Chère Saint-Valentin, je casse

Chère Saint-Valentin,

Une fois de plus, mon cœur balance. Entre toi et moi, ce n’est plus comme avant. Des fois, même, je pense qu’on devrait se quitter…

Je t’ai aimée pour de vrai, tu sais. On a eu de beaux moments, dans le temps où on partageait les mêmes valeurs d’amour et d’amitié, et que ma couleur préférée était le rose. Mais on dirait que je ne te reconnais plus. Au fond, peut-être que ce n’est pas toi, c’est moi.

Bon, n’exagère tout de même pas, Saint-Valentin, je ne suis pas devenue une célibataire frustrée qui te reproche de tourner le fer dans la plaie, ni une sceptique qui croit que tu as été inventée par Hallmark à des fins commerciales. Mais je ne suis pas non plus de ceux qui suivent la vague et qui font l’amour tous les 14 février, parce que c’est obligé.

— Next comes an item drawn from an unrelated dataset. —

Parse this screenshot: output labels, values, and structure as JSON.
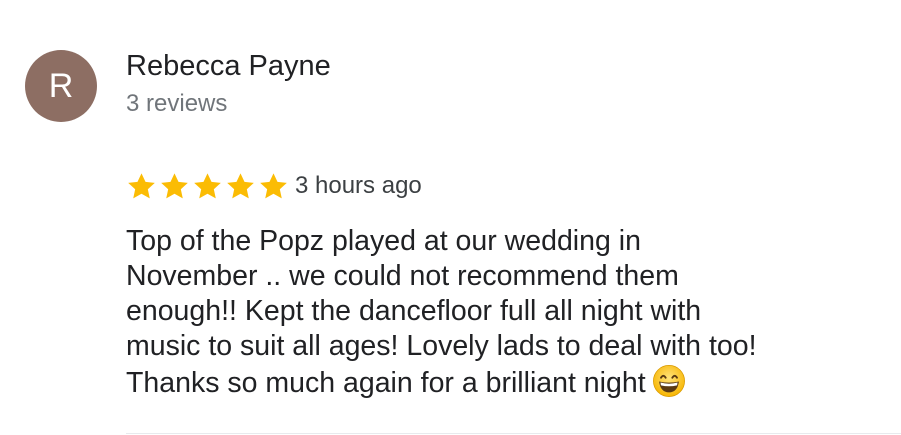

Tu peux me traiter de vieille cynique si ça te chante, ça ne me dérange pas. Moi, je te répondrai que tu as aussi tes torts, que c’est méchant de laisser croire aux plus faibles que leur popularité sociale est directement proportionnelle au nombre de valentins qu’ils reçoivent.

Et puis je trouve qu’on a évolué différemment. Ton logo de cupidon me semble parfois tellement désuet. On dirait un de ces petits gars potelés tirés d’une peinture de la Renaissance. Et puis quel exemple pour les enfants de voir ce chérubin ailé qui s’exhibe en costume d’Adam avec un équipement de tir à l’arc sur le dos! Arrive en 2012: se promener nu comme un ver en public est aujourd’hui un acte de grossière indécence, surtout avec un carquois rempli d’armes blanches.

Tu fais partie de la culture populaire depuis si longtemps que j’ai l’impression qu’on te tient pour acquise. Surtout les filles romantico-hystériques qui attendent leur chum dans un chemin de pétales de rose, avec une brique pis un fanal, si jamais il a oublié le cadeau. Sors un peu de ta zone de confort, Saint-Valentin! Ça ferait tellement changement si c’était la gent masculine qui devait s’acheter un string en satin à La Senza et qui menaçait de quitter les filles cheap qui ne payent pas la note au resto, tu ne trouves pas?

En fait, Saint-Valentin, j’espère qu’on peut rester amies, car je ne t’oublierai jamais (de toute façon, comment le pourrais-je avec les tablettes des Dollarama qui débordent de trucs en cœur depuis le 26 décembre?). Mais pour l’instant, j’ai envie d’aller voir ailleurs. Cette année, je vais peut-être essayer le 12 février… Ou le 19, tiens!